Non-Business Model Competition
Non-business model competition is a completely different animal that people very rarely think about -- and that’s a big mistake. And I’ll tell you why. Non-business model competitors refer to the companies that are creating educational, thought leadership content on a regular basis about the products and services and the problems that they solve.
For example, let's say you own an IT company and one of the things that your IT company does is provide cybersecurity audits. You're not just up against other IT companies that are in your market that are similarly sized and provide similar services, you’re up against all of the other companies and organizations that create content about your topics.
These could be a local newspaper, a local business journal, a local association or chamber of commerce, or a software or hardware vendor with that you could potentially be a channel partner. It could be a competing product or something that you're already a channel partner for.
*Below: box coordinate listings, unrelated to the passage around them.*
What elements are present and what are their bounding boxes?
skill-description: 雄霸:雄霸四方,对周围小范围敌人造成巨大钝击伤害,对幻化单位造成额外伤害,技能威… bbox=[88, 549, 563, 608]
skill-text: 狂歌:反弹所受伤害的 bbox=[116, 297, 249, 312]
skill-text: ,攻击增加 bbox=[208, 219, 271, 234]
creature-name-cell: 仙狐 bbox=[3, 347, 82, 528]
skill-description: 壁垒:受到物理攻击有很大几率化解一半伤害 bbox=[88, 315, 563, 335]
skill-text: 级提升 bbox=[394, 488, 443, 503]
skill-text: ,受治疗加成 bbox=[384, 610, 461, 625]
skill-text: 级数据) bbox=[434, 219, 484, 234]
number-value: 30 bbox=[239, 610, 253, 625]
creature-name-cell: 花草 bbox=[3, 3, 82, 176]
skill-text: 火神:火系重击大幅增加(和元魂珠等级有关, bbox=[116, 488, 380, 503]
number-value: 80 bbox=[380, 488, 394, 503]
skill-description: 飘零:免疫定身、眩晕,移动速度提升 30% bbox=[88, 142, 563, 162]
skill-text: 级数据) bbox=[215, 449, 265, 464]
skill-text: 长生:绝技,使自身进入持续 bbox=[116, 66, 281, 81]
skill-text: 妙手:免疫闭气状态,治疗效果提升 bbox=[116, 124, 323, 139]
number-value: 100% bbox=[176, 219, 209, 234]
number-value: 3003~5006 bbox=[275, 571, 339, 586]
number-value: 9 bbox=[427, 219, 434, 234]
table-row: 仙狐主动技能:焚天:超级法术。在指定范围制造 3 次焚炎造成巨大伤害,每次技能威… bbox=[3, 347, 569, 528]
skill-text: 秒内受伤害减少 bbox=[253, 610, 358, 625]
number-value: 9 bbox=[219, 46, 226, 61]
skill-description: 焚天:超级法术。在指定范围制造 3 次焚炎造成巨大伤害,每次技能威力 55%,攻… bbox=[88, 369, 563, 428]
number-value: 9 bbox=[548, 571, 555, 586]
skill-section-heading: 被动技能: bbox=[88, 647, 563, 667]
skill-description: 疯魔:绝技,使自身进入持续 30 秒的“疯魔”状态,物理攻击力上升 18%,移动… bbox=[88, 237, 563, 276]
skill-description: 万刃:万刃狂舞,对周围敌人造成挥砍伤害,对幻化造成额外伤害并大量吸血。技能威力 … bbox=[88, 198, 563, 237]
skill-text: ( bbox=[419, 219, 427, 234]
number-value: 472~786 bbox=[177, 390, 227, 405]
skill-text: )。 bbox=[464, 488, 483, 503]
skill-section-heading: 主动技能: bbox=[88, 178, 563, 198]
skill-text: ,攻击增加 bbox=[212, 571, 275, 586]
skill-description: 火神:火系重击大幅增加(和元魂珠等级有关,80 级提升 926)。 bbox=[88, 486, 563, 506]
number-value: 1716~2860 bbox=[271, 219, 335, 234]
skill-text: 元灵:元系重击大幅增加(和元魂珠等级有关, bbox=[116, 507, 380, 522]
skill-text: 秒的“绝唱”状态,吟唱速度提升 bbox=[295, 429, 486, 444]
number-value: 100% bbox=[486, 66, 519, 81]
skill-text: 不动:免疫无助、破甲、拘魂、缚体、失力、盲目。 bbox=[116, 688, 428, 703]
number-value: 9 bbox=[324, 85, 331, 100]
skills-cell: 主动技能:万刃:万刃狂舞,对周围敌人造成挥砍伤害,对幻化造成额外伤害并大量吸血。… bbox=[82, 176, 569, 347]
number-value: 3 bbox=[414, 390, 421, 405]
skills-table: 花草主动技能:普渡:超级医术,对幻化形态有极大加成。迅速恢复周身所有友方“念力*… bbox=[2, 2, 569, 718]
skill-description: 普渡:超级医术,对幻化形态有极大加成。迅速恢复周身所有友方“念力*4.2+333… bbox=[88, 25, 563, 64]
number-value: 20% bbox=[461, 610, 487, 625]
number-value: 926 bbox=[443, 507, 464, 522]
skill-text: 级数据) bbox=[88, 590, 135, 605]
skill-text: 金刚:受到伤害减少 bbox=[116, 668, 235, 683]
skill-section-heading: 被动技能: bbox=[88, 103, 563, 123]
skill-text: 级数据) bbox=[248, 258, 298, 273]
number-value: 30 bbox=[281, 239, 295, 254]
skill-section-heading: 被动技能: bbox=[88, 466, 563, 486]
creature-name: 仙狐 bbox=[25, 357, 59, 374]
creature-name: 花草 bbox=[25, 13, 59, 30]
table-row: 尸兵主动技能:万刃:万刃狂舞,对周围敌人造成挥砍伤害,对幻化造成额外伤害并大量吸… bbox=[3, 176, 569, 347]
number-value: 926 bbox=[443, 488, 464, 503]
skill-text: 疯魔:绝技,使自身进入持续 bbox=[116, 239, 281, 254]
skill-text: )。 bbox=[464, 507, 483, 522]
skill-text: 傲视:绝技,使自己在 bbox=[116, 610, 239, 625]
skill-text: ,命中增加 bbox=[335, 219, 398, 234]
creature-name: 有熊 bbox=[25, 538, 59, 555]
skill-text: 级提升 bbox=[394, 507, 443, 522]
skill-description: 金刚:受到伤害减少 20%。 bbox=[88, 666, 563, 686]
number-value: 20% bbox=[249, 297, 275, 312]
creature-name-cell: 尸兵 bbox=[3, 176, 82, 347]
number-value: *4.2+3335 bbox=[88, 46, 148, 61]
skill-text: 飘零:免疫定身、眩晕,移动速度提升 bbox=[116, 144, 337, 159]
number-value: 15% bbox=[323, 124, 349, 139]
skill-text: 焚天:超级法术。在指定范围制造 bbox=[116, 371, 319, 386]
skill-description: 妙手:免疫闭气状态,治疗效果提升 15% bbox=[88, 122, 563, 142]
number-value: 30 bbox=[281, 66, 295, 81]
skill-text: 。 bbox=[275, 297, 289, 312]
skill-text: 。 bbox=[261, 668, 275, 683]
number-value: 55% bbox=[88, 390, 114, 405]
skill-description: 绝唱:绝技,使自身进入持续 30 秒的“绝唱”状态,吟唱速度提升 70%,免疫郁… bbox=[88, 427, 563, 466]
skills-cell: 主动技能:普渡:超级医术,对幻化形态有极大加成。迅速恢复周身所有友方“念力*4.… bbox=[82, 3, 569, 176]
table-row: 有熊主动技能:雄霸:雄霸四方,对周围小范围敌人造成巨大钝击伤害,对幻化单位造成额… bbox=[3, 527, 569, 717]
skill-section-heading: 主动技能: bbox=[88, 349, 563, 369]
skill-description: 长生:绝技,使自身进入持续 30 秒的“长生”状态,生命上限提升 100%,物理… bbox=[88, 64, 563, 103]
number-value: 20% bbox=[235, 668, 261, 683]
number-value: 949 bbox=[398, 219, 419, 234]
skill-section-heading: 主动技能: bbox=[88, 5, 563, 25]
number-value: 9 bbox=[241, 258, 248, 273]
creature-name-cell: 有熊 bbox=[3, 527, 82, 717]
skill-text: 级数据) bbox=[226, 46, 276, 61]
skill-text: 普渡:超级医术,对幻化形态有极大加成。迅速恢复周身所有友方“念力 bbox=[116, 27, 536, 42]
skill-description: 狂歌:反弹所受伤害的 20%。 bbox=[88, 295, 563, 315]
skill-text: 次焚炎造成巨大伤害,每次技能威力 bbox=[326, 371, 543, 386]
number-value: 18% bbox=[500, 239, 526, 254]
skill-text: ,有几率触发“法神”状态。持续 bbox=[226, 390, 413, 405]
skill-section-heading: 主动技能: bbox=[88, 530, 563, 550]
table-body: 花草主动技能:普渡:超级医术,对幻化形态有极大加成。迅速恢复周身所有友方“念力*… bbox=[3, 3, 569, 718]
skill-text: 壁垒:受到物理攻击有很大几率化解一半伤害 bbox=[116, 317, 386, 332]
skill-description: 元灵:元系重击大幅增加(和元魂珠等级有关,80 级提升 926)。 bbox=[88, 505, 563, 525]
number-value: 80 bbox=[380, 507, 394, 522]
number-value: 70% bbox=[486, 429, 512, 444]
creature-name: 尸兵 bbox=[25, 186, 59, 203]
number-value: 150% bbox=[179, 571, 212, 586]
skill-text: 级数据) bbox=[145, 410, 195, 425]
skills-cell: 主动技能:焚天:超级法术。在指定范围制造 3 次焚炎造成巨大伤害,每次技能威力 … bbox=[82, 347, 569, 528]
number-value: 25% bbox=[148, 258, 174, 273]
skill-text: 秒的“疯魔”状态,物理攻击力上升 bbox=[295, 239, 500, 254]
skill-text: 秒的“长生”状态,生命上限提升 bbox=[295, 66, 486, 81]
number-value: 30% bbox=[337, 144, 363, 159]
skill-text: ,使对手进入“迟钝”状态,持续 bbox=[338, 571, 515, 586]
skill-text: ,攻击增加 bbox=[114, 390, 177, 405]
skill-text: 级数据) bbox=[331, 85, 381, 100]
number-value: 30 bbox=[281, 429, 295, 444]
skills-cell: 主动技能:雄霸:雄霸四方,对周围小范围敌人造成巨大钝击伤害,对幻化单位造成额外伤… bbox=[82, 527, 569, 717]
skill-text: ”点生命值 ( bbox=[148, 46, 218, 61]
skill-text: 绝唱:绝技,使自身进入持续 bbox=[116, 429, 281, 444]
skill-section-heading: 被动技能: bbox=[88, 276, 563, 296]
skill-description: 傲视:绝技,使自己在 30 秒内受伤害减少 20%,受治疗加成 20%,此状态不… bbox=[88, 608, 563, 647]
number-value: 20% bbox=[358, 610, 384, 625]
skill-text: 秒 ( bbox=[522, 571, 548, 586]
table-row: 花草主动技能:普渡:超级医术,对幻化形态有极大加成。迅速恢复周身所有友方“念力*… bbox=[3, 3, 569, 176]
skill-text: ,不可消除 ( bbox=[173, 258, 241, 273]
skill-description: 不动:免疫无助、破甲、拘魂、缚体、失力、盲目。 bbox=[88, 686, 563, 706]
These are companies and organizations that have a vested interest in creating content about topics that are relevant to your future, potential clients but who are not in any way, shape, or form in your business model competing with you.
The Bottom Line
Think about those three broad categories. Because most of the time, when we ask people about competitive positioning, they're obsessed with direct competition -- the obvious competitors that they bump into. Many times they think way too much about indirect competition with companies that are way too big or way too small to be relevant to their ideal buyer personas that they’re looking to attract. Maybe they're not even in the same geographic region or in the same market.
But what usually catches people completely off-guard are non-business model competitors. Those are the ones that you're going to have to elbow out of the way to convince search engines that you have one of the ten best pieces of advice on a particular topic.
In terms of competitive positioning, don’t just think about what happens at the absolute end of the buyer’s journey -- in the last twenty or thirty percent when somebody is coming down the home stretch and ready to make a decision. We need to intercept them as early on as possible. In order to do that, our educational content has to rock our way to the top of the search results from a competitive positioning standpoint.